I'm afraid I still haven't perfected my strategy so I end up waking up at 2:00 AM with painful muscle cramps, taking Nu Salt mixed in water and waiting and waiting for the cramps to settle down. I'm getting kind of sick of it though and would like to know what is your best strategy for avoiding them in the first place? Are you able to do it solely by diet? What are your go to foods? Do you regularly supplement with potassium? How much? Any other strategies that you use? I think my problem is that I don't want to get too much potassium so I end up not using it until it's too late and I'm already cramping.
Dr. Michael Eades just addressed this issue on his blog recently: Tips/Tricks for Starting or Restarting Low Carb Pt II
It finally occurred to me that my cramping problem might be due to dehydration and that the diet tonic that solved the problem did so not because of the quinine but because I was drinking all the water the quinine was dissolved in. And it occurred to me that the cramping was worse in the middle of the night because a lot of water is lost through the breath at night. (See my second post on the Anthony Colpo Smackdown to read more about this.) You can lose a couple of pounds during sleep simply by breathing water vapor away, which was, I’m sure, what was happening to me. I was barely hydrated enough to prevent cramping while awake, but when I slept and my fluid level fell due to my breathing water away, I hit some critical threshold of fluid that kicked off the cramps.
I started rehydrating first thing in the morning and throughout the day. Now I get up, drink anywhere from 16 to 32 ounces of remineralized water (more about which later) first thing. Then I head to the espresso maker and start my daily Americano regimen. But I consume at least 8 ounces of sparkling water after each cup of coffee. And I drink water after each shot of Jameson and/or glass of wine (or any other alcoholic libation),* and I’m proud to report that I have been cramp free since upping the water.

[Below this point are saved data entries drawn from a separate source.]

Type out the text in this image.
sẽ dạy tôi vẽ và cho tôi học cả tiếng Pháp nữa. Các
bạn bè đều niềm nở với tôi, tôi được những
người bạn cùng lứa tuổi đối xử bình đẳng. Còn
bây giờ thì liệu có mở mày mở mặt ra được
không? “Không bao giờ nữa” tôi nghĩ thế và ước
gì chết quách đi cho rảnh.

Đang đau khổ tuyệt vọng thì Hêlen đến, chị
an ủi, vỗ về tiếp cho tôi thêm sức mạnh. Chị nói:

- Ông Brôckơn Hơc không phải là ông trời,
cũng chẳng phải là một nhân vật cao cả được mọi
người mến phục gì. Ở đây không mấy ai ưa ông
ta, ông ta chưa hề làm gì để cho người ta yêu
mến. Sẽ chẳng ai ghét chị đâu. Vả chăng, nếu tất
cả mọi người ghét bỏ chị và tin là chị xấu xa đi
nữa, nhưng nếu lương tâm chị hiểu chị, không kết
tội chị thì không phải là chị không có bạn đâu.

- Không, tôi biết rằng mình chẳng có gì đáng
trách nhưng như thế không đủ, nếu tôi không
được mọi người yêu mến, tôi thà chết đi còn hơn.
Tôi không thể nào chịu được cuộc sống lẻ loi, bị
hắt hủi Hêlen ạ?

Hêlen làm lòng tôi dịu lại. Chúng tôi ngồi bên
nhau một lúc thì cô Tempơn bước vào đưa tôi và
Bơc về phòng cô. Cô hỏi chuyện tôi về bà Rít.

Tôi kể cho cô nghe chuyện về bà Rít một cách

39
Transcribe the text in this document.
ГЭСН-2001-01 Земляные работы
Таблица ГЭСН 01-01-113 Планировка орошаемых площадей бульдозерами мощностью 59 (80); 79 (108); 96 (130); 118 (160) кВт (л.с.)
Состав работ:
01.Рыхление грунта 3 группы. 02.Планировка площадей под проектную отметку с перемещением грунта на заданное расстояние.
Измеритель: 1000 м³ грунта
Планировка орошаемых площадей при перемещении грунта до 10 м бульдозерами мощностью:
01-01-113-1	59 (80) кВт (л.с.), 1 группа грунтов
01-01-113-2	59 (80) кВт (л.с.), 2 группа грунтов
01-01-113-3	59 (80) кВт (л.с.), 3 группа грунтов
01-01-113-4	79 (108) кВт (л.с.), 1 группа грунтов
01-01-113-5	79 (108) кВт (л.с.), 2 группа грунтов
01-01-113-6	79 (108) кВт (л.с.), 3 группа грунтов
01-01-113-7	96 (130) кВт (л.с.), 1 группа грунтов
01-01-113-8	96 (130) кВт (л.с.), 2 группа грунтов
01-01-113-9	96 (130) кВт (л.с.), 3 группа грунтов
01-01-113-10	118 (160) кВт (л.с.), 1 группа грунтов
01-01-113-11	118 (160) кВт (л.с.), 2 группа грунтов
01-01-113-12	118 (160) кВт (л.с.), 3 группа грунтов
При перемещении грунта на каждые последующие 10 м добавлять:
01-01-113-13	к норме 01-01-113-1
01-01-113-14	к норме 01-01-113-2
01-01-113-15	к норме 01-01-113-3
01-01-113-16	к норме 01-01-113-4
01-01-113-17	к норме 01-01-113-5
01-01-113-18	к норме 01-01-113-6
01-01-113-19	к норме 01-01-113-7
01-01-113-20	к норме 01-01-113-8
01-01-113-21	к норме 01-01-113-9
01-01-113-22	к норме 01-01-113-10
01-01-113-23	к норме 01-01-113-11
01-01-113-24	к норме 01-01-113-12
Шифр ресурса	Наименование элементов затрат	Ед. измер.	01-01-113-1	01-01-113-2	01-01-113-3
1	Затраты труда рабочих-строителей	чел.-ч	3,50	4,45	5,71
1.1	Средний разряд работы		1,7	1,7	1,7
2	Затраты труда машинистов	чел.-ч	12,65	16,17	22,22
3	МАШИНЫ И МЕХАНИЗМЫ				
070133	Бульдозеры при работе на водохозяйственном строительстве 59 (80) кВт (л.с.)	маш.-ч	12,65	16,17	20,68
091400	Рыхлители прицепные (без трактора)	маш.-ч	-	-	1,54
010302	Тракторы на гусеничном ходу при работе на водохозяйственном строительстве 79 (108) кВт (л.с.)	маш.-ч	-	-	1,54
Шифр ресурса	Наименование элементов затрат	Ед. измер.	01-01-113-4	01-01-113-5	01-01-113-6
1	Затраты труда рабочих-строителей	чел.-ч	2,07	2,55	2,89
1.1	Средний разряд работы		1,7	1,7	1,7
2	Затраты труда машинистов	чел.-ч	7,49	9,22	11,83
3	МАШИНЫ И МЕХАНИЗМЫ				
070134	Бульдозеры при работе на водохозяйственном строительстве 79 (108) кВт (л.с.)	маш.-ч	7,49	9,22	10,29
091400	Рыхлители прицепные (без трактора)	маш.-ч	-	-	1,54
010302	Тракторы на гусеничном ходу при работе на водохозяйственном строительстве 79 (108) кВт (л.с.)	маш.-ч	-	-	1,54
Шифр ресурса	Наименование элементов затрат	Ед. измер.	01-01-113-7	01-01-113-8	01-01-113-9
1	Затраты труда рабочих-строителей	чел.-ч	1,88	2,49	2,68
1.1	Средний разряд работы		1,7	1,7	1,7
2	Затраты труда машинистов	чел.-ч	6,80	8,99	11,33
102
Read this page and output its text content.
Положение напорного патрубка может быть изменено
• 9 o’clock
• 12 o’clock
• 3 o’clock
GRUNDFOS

Personally I have found great relief from cramps in the middle of the night from popping a multi-vitamin (which I save for this occasion only). Unfortunately this is a band-aid since I still have to deal with the cramp and waking up in the middle of the night to do it.
I think Dr. Eades is onto something though. Since I've been very well hydrated I haven't gone through this in a while.
According to Dr. Carolyn Dean lo carb (or at least high protein) can cause magnesium wasting, which could definitely cause muscle cramps. When I was preggo I would get crazy leg cramps at night and Thorne CalMag Citrate totally saved the day. Knowing what I know now though I probably only needed the supplemental magnesium. You can rub either magnesium oil directly on the muscles or take an Epsom Salt bath if you have any trouble with oral magnesium.
When I first started eating low-carb, I was told to sprinkle a little bit of salt substitute (half-sodium chloride, half-potassium chloride--I used Morton's Lite Salt) on my food to get rid of the muscle cramps in my legs and it worked like a charm.
Late the other evening, I was a little hungry and craving something salty. This is unusual for me because I don't often crave things. I had not eaten almonds for a long time but remembered I had seen a small bag of them in the back of a cupboard, so I dug them out and ate a few handfuls. (They were not very nice and when I looked at the back of the bag after eating them, they turned out to be 2 years out of date! lol). They were not salted and did not satisfy my salt craving. I then ate a few pumpkin seeds (not salted). My craving was still not satisfied so I ate a chicken drumstick. I no longer felt hungry but the salt craving was still there. For some reason, I did my best to ignore it and went to bed shortly after. Five or six hours later, I got woken up by cramp in my left calf muscle. This seemed to show me that my body was craving salt for a very good reason and I really should have listened to it. I have given advice to other people that they should listen to their body concerning water and salt cravings, in the past but didn't take my own advice on this occasion and paid the price! (slaps own forehead).
I have a salt substitute. Radisson Sal Especial. I don't know if this particular brand is available outside of Spain but there are plenty of other similar products in supermarkets. I very rarely use it on food but sometimes take a quarter teaspoon of it with a little water if I have been sweating a lot and feel hints of cramp or dehydration (my work is very physical). The ingredients are potassium chloride, sodium chloride, malic acid and magnesium carbonate.